Das Kommentieren dieses Artikels wurde deaktiviert.

  • Wenn die Mehrheit nicht hinter Ihnen steht, haben Sie wenig Chancen, egal, wie recht Sie haben. Diese Mehrheit applaudiert, wenn Sie scheitern.

  • @SANTOS,

    in einer total überwachten Welt ist es ratsam Kommentare anonym kund zu tun...


  • Unsere Bundeswehr ist durch den Eingriff unfähiger Politiker (Lehrer, Soziologen...) zu einem Pfadfinderverein verkommen!

    Als Wehrpflichtiger Anfang der 80er Jahre hätte keine unbefugte Person auf das Gelände unserer Kaserne nur einen Fuß gesetzt!

    Wo waren denn die Überwachungskameras, die abgerichteten Schäferhunde, die Scharfschützen Herr Verteidigungsminister?!

    Wir hatten mal eine sehr effiziente und schlagkräftige Wehrmacht, Marine und Luftwaffe...
    Das ist leider lange her.

  • An Werner: Sie sehen doch, dass die sich nicht einmal selbst gegen EINEN Brandanschlag schützen können - und zusätzlich auch Söhninnen (neudeutsch)dienen in der BW.

  • Wenn ich mir das BW-Foto ansehe, scheinen sich die Soldaten mehr um ihre Kopfbedeckungen zu kümmern - rot, grün, schwarz, blau.
    Was sind schon ein paar Mio - die Frage ist doch, wie wird deren Kopfbedeckungsherbstmode?

  • @norbert

    "Tote pflasterten ihren Weg, und das töten von Menschen ist nicht dazu geeignet, andere zu überzeugen."

    Eigentlich stimme ich Ihnen da zu, -aber-
    Die Jahrzehnte nach WK2 war der mächtige Teil der Welt in einem halbwegs quasistabilen Zustand.
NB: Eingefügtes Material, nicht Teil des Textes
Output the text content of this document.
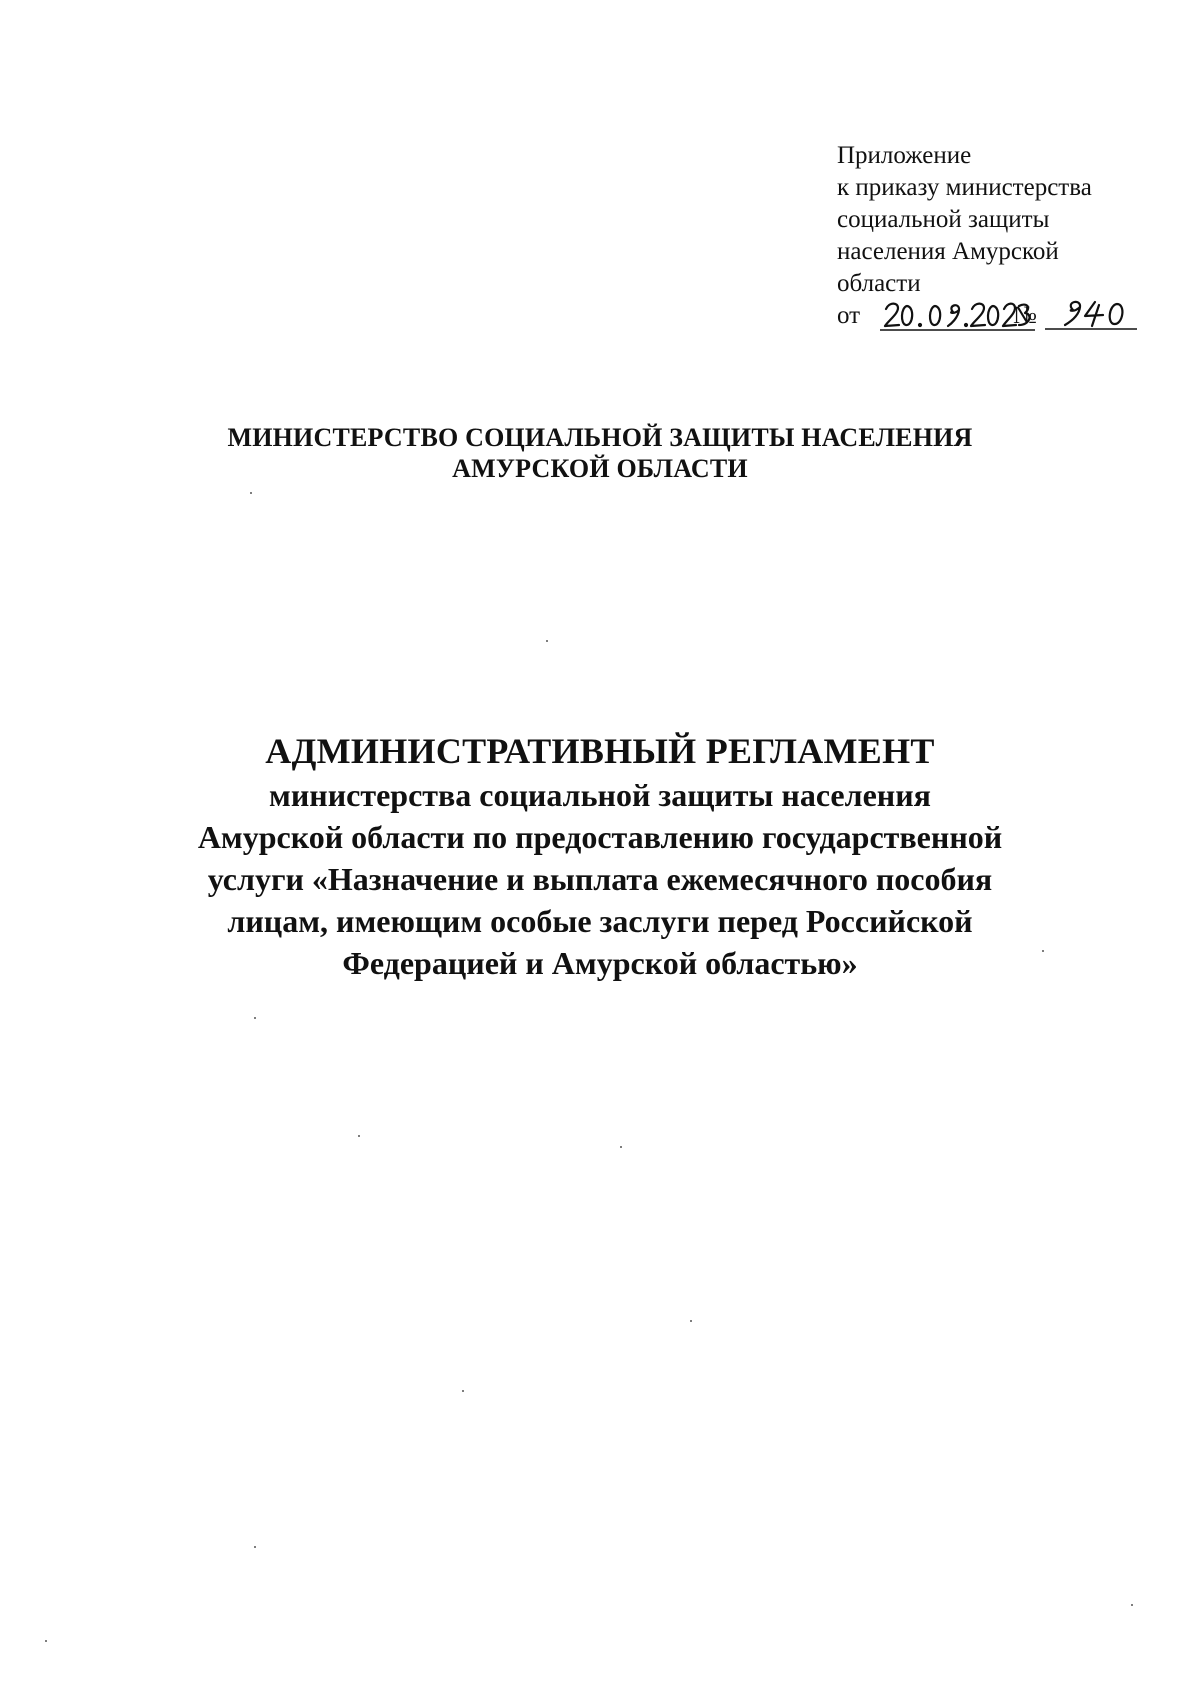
Приложение
к приказу министерства
социальной защиты
населения Амурской
области
от	№
МИНИСТЕРСТВО СОЦИАЛЬНОЙ ЗАЩИТЫ НАСЕЛЕНИЯ
АМУРСКОЙ ОБЛАСТИ
АДМИНИСТРАТИВНЫЙ РЕГЛАМЕНТ
министерства социальной защиты населения
Амурской области по предоставлению государственной
услуги «Назначение и выплата ежемесячного пособия
лицам, имеющим особые заслуги перед Российской
Федерацией и Амурской областью»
Die Regierungen haben die aufgestellten Regeln einigermassen geachtet. Die beiden waffenstarrenden Blöcke Ost und West haben die Quasistabiliät "aus Angst" begünstigt.

    Inzwischen ist die Stabilität der Welt aber ins Rutschen geraten.Neue Kräfte schieben sich ins Blickfeld weil die alten Kräfte schwinden. Die neuen Kräfte stellen sich aber gegen die Masse der Menschen. Diese neuen Kräfte gehen über Leichen.
    In diesem Kontext muss man fragen ob die Gegenkräfte immer nur "friedlich" bleiben können. Es geht also nicht darum den Krieg oder die Gewalt zu propagieren, sondern um die Frage ob es überhaupt einen anderen Ausweg aus diesem Dilemma gibt als die Gegengewalt.


  • Charly, die RAF hatte in vielen Punkten recht, aber durch ihre törichten Aktionen hat sie immer mehr Menschen gegen sich aufgebracht.( btw. Baader war auch menschlich ein A..loch )
    Was der RAF ihr "Kampf" genützt ? Tote pflasterten ihren Weg, und das töten von Menschen ist nicht dazu geeignet, andere zu überzeugen.

  • Scriptor, ich halte es für recht überheblich, Charlys - zugegebenermaßen etwas unglücklich formulierte Bedenken - als Unfug zu bezeichnen.
    Im "Notstand" oder bei "Aufständen" kann die Polizei die Streitkräfte zu Hilfe rufen und Grundrechte werden massiv eingeschränkt. Leider bestimmt eine kleine Handvoll Personen, wer "verfassungswidrig" oder "Aufständischer" ist. Und wer dann die FDGO wirklich schützen will, darüber kann man trefflich streiten. Jeder "Aufständische" kann diese Motivation haben, während eine Regierung sich problemlos von der Verfassung entfernen kann.
    Sie haben vollkommen recht, daß man im Rahmen dieser FDGO tätig werden sollte, wenn einen die Zustände hier stören. Dennoch hat Charly recht, wenn er den Einsatz der Streitkräfte gegen die eigene Bevölkerung als realistisch einstuft, denn die Notstandsgesetze erlauben es.

  • @Scriptor:
    Volle Zustimmung, guter Kommentar!

  • Wenn man die Diskussion über unseren Verfassungsschutz verfolgt, kommen einem Gedanken, ob nicht dieser hinter diesen Anschlägen steckt.
    So von der Hand zu weisen scheint mir es jedenfalls nicht zu sein.